July 9 2018. Tien Shan Mountains, Kyrgyzstan. To set the scene, this was the first day of our expedition into a remote corner of the Tien Shan Mountains to look for evidence of Snow Leopards. We were twelve plus our scientist, local guides, and staff, seventeen in all. Our base camp of three yurts and a village of two-man tents (one each) was at the end of a nine hour drive across and through a snow-capped mountain range into West Karakuul Valley a wide expanse that lies metres deep in snow for half the year. The backdrop to our days, this miles-wide glaciated hollow, now knee-deep green with lush pasture, thick with brilliant flowers (including many species of wild onions) and peopled by nomad herdsmen and their families. From every tributary valley ice-cold meltwater poured out of springs or tumbled from the toes of glaciers becoming rivulets, streams and cascades interlaced and gathering into the fast tumbling river in the main valley floor.

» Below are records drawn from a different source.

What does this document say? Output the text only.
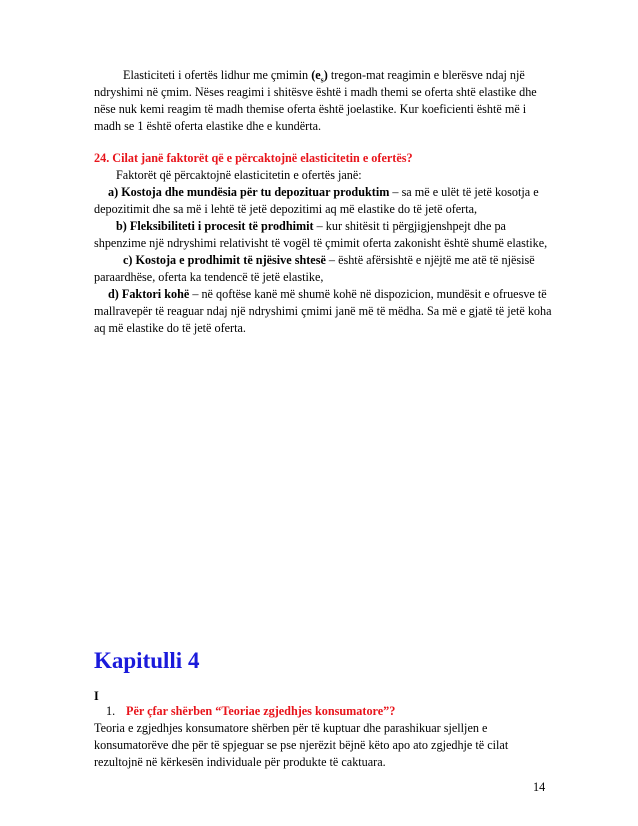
Elasticiteti i ofertës lidhur me çmimin $(e_s)$ tregon-mat reagimin e blerësve ndaj një ndryshimi në çmim. Nëses reagimi i shitësve është i madh themi se oferta shtë elastike dhe nëse nuk kemi reagim të madh themise oferta është joelastike. Kur koeficienti është më i madh se 1 është oferta elastike dhe e kundërta.

24. Cilat janë faktorët që e përcaktojnë elasticitetin e ofertës?

Faktorët që përcaktojnë elasticitetin e ofertës janë:

a) Kostoja dhe mundësia për tu depozituar produktim – sa më e ulët të jetë kosotja e depozitimit dhe sa më i lehtë të jetë depozitimi aq më elastike do të jetë oferta,

b) Fleksibiliteti i procesit të prodhimit – kur shitësit ti përgjigjenshpejt dhe pa shpenzime një ndryshimi relativisht të vogël të çmimit oferta zakonisht është shumë elastike,

c) Kostoja e prodhimit të njësive shtesë – është afërsishtë e njëjtë me atë të njësisë paraardhëse, oferta ka tendencë të jetë elastike,

d) Faktori kohë – në qoftëse kanë më shumë kohë në dispozicion, mundësit e ofruesve të mallravepër të reaguar ndaj një ndryshimi çmimi janë më të mëdha. Sa më e gjatë të jetë koha aq më elastike do të jetë oferta.

Kapitulli 4
I

1. Për çfar shërben “Teoriae zgjedhjes konsumatore”?

Teoria e zgjedhjes konsumatore shërben për të kuptuar dhe parashikuar sjelljen e konsumatorëve dhe për të spjeguar se pse njerëzit bëjnë këto apo ato zgjedhje të cilat rezultojnë në kërkesën individuale për produkte të caktuara.

14
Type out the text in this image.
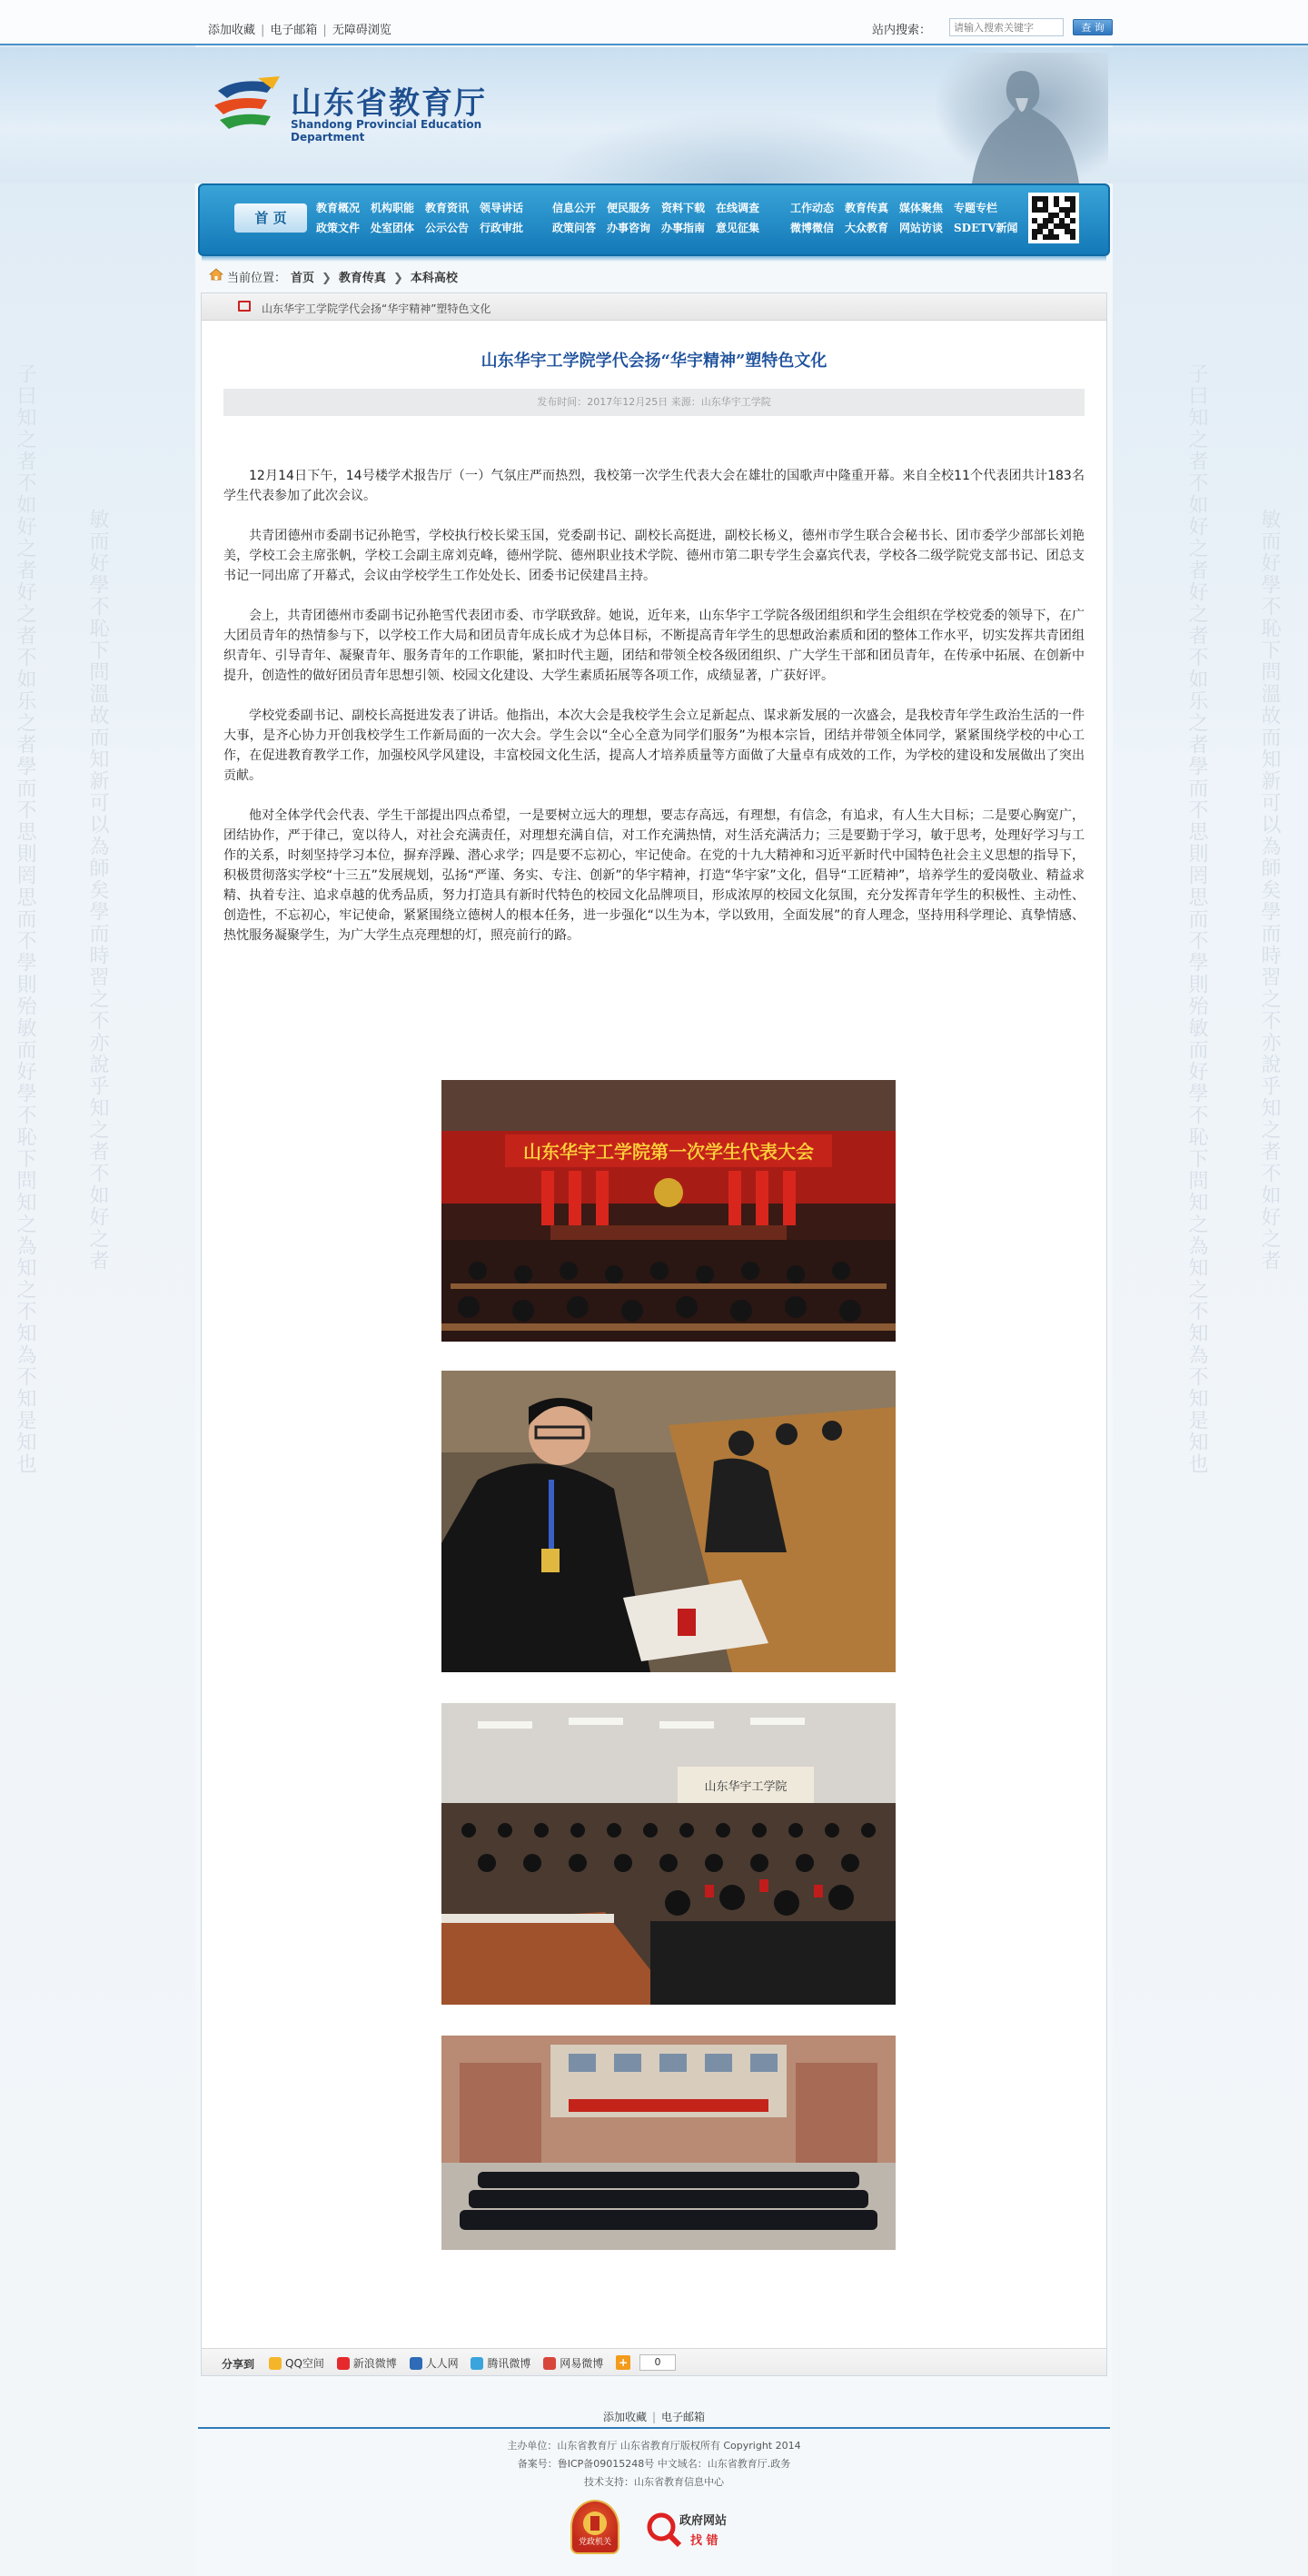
子曰知之者不如好之者好之者不如乐之者學而不思則罔思而不學則殆敏而好學不恥下問知之為知之不知為不知是知也	敏而好學不恥下問溫故而知新可以為師矣學而時習之不亦說乎知之者不如好之者	子曰知之者不如好之者好之者不如乐之者學而不思則罔思而不學則殆敏而好學不恥下問知之為知之不知為不知是知也	敏而好學不恥下問溫故而知新可以為師矣學而時習之不亦說乎知之者不如好之者
添加收藏 | 电子邮箱 | 无障碍浏览	站内搜索：
请输入搜索关键字	查 询
山东省教育厅
Shandong Provincial Education Department
首 页
教育概况 机构职能 教育资讯 领导讲话
政策文件 处室团体 公示公告 行政审批
信息公开 便民服务 资料下载 在线调查
政策问答 办事咨询 办事指南 意见征集
工作动态 教育传真 媒体聚焦 专题专栏
微博微信 大众教育 网站访谈 SDETV新闻
当前位置： 首页 ❯ 教育传真 ❯ 本科高校
山东华宇工学院学代会扬“华宇精神”塑特色文化
山东华宇工学院学代会扬“华宇精神”塑特色文化
发布时间：2017年12月25日 来源：山东华宇工学院

12月14日下午，14号楼学术报告厅（一）气氛庄严而热烈，我校第一次学生代表大会在雄壮的国歌声中隆重开幕。来自全校11个代表团共计183名学生代表参加了此次会议。

共青团德州市委副书记孙艳雪，学校执行校长梁玉国，党委副书记、副校长高挺进，副校长杨义，德州市学生联合会秘书长、团市委学少部部长刘艳美，学校工会主席张帆，学校工会副主席刘克峰，德州学院、德州职业技术学院、德州市第二职专学生会嘉宾代表，学校各二级学院党支部书记、团总支书记一同出席了开幕式，会议由学校学生工作处处长、团委书记侯建昌主持。

会上，共青团德州市委副书记孙艳雪代表团市委、市学联致辞。她说，近年来，山东华宇工学院各级团组织和学生会组织在学校党委的领导下，在广大团员青年的热情参与下，以学校工作大局和团员青年成长成才为总体目标，不断提高青年学生的思想政治素质和团的整体工作水平，切实发挥共青团组织青年、引导青年、凝聚青年、服务青年的工作职能，紧扣时代主题，团结和带领全校各级团组织、广大学生干部和团员青年，在传承中拓展、在创新中提升，创造性的做好团员青年思想引领、校园文化建设、大学生素质拓展等各项工作，成绩显著，广获好评。

学校党委副书记、副校长高挺进发表了讲话。他指出，本次大会是我校学生会立足新起点、谋求新发展的一次盛会，是我校青年学生政治生活的一件大事，是齐心协力开创我校学生工作新局面的一次大会。学生会以“全心全意为同学们服务”为根本宗旨，团结并带领全体同学，紧紧围绕学校的中心工作，在促进教育教学工作，加强校风学风建设，丰富校园文化生活，提高人才培养质量等方面做了大量卓有成效的工作，为学校的建设和发展做出了突出贡献。

他对全体学代会代表、学生干部提出四点希望，一是要树立远大的理想，要志存高远，有理想，有信念，有追求，有人生大目标；二是要心胸宽广，团结协作，严于律己，宽以待人，对社会充满责任，对理想充满自信，对工作充满热情，对生活充满活力；三是要勤于学习，敏于思考，处理好学习与工作的关系，时刻坚持学习本位，摒弃浮躁、潜心求学；四是要不忘初心，牢记使命。在党的十九大精神和习近平新时代中国特色社会主义思想的指导下，积极贯彻落实学校“十三五”发展规划，弘扬“严谨、务实、专注、创新”的华宇精神，打造“华宇家”文化，倡导“工匠精神”，培养学生的爱岗敬业、精益求精、执着专注、追求卓越的优秀品质，努力打造具有新时代特色的校园文化品牌项目，形成浓厚的校园文化氛围，充分发挥青年学生的积极性、主动性、创造性，不忘初心，牢记使命，紧紧围绕立德树人的根本任务，进一步强化“以生为本，学以致用，全面发展”的育人理念，坚持用科学理论、真挚情感、热忱服务凝聚学生，为广大学生点亮理想的灯，照亮前行的路。

山东华宇工学院第一次学生代表大会
山东华宇工学院
分享到	QQ空间	新浪微博	人人网	腾讯微博	网易微博 +	0
添加收藏 | 电子邮箱
主办单位：山东省教育厅 山东省教育厅版权所有 Copyright 2014
备案号：鲁ICP备09015248号 中文域名：山东省教育厅.政务
技术支持：山东省教育信息中心
党政机关
政府网站
找 错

Citrine Wagtail were always exotics to me, as birds of China and Central Asia they were always impossibly out of my reach and only ever seen in photos and field guides. But here I was, suddenly now in Central Asia of all places, and on our first day, our day of the long drive in, I saw my Citrine Wagtail, a long-nurtured ambition come to life.

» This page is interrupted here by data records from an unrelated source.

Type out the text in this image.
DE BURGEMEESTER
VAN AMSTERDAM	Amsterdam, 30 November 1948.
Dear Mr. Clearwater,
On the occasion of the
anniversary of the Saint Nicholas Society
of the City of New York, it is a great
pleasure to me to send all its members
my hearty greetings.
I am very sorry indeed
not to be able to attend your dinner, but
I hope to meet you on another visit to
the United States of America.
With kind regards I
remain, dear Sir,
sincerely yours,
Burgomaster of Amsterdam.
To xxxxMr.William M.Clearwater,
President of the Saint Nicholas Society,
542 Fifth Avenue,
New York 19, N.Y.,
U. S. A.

This, my first, Citrine Wagtail came as we made our slow, grinding way to our base camp. It had been an eight-hour journey that had started in congested Bishkek, had climbed a zigzagging truck route to a high mountain pass and eventually made its way down to the West Karakuul Valley. Now the road, such as it was, was bone-rattling, little more than a herders track at times and there was another hour to go.

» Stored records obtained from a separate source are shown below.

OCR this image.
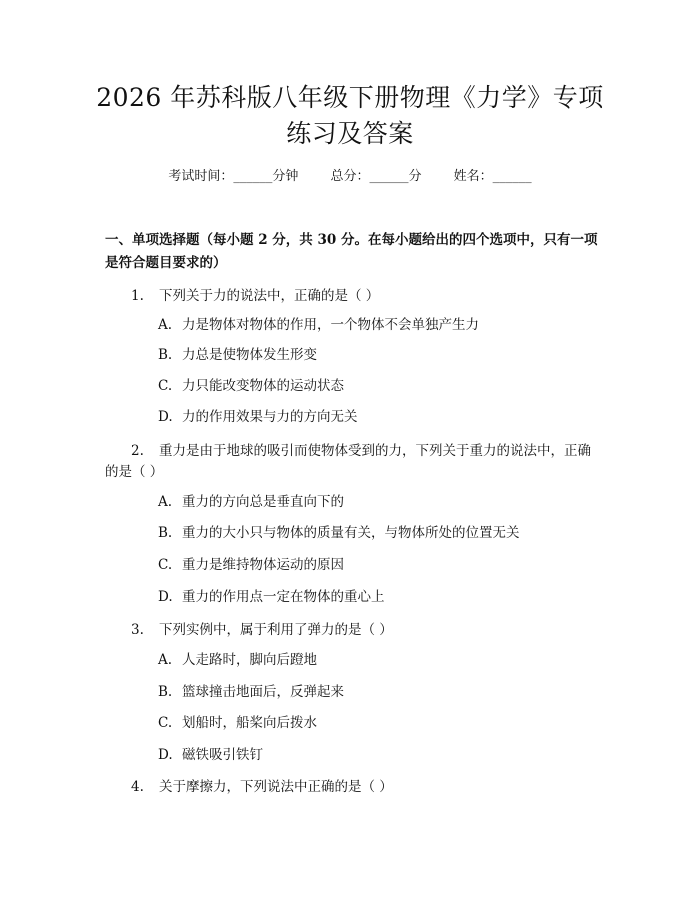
2026 年苏科版八年级下册物理《力学》专项
练习及答案
考试时间：______分钟 总分：______分 姓名：______
一、单项选择题（每小题 2 分，共 30 分。在每小题给出的四个选项中，只有一项
是符合题目要求的）
1. 下列关于力的说法中，正确的是（ ）
A. 力是物体对物体的作用，一个物体不会单独产生力
B. 力总是使物体发生形变
C. 力只能改变物体的运动状态
D. 力的作用效果与力的方向无关
2. 重力是由于地球的吸引而使物体受到的力，下列关于重力的说法中，正确
的是（ ）
A. 重力的方向总是垂直向下的
B. 重力的大小只与物体的质量有关，与物体所处的位置无关
C. 重力是维持物体运动的原因
D. 重力的作用点一定在物体的重心上
3. 下列实例中，属于利用了弹力的是（ ）
A. 人走路时，脚向后蹬地
B. 篮球撞击地面后，反弹起来
C. 划船时，船桨向后拨水
D. 磁铁吸引铁钉
4. 关于摩擦力，下列说法中正确的是（ ）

Perhaps not surprisingly one of our work-horse Toyota Land Cruisers blew out a tire. While an energetic crew worked at changing wheels a glimpse of bright yellow drew me to the icy river nearby: it was an adult male Citrine Wagtail. It soon became obvious that they were the commonest bird in the lower levels of the valleys around us, anywhere you might describe as a wet meadow. It was Bird of the Day without question and despite seeing dozens over the next two weeks, adults and fledglings, they are wagtails and their tails do just that, wag up and down. It was hard not to be charmed by them every time.